A seguir, acompanhe entrevista concedida por Lúcia Leão aos repórteres Ana Mangas e Ulisses Pompeu na manhã desta sexta-feira, horas antes do lançamento da obra:
CORREIO: Você é de uma família tradicional de Marabá, os “Leão”. Relembre um pouco de sua infância e por onde estudou.
Lúcia Leão: Saí de Marabá aos 12 anos de idade. Estudei na Escola José Mendonça Vergolino e depois no Colégio Santa Terezinha. Naquela época, era muito comum as famílias mandarem os filhos para outras cidades para estudar. E eu fui para Belém, estudei no Colégio Moderno, depois fiz faculdade de Comunicação na Universidade Federal do Pará, em seguida graduação em Direito no antigo Cesep, e comecei minha carreira na Rádio Clube, seguida de uma experiência na TV Liberal para trabalhar como repórter.
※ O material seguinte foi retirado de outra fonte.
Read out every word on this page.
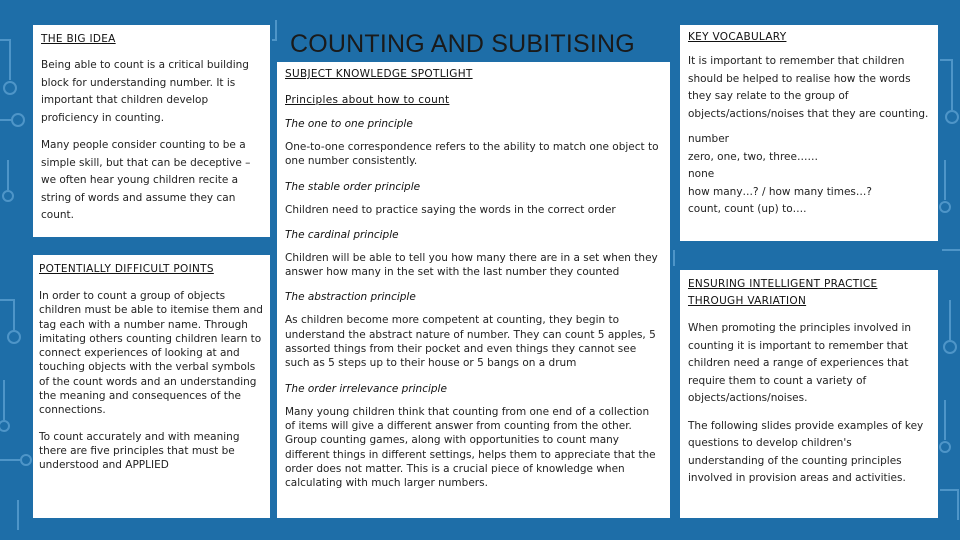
COUNTING AND SUBITISING
THE BIG IDEA
Being able to count is a critical building block for understanding number. It is important that children develop proficiency in counting.
Many people consider counting to be a simple skill, but that can be deceptive – we often hear young children recite a string of words and assume they can count.
POTENTIALLY DIFFICULT POINTS
In order to count a group of objects children must be able to itemise them and tag each with a number name. Through imitating others counting children learn to connect experiences of looking at and touching objects with the verbal symbols of the count words and an understanding the meaning and consequences of the connections.
To count accurately and with meaning there are five principles that must be understood and APPLIED
SUBJECT KNOWLEDGE SPOTLIGHT
Principles about how to count
The one to one principle
One-to-one correspondence refers to the ability to match one object to one number consistently.
The stable order principle
Children need to practice saying the words in the correct order
The cardinal principle
Children will be able to tell you how many there are in a set when they answer how many in the set with the last number they counted
The abstraction principle
As children become more competent at counting, they begin to understand the abstract nature of number. They can count 5 apples, 5 assorted things from their pocket and even things they cannot see such as 5 steps up to their house or 5 bangs on a drum
The order irrelevance principle
Many young children think that counting from one end of a collection of items will give a different answer from counting from the other. Group counting games, along with opportunities to count many different things in different settings, helps them to appreciate that the order does not matter. This is a crucial piece of knowledge when calculating with much larger numbers.
KEY VOCABULARY
It is important to remember that children should be helped to realise how the words they say relate to the group of objects/actions/noises that they are counting.
number
zero, one, two, three……
none
how many…? / how many times…?
count, count (up) to….
ENSURING INTELLIGENT PRACTICE THROUGH VARIATION
When promoting the principles involved in counting it is important to remember that children need a range of experiences that require them to count a variety of objects/actions/noises.
The following slides provide examples of key questions to develop children's understanding of the counting principles involved in provision areas and activities.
Depois fui para São Paulo para tentar outras oportunidades e trabalhei no SBT, na Bandeirantes e, por fim, na Rede Globo, onde fiquei por 23 anos. Fui editora chefe do Jornal Hoje, editora executiva do Jornal da Globo, editora do Jornal Nacional e nos últimos 13 anos fiquei como editora chefe do jornal local SPTV, em São Paulo. A minha carreira foi crescendo muito rápido nos bastidores e foi assim que segui até em aposentar.
CORREIO: Ao avaliar os mais de 40 anos de profissão, como sintetiza o jornalismo em sua vida?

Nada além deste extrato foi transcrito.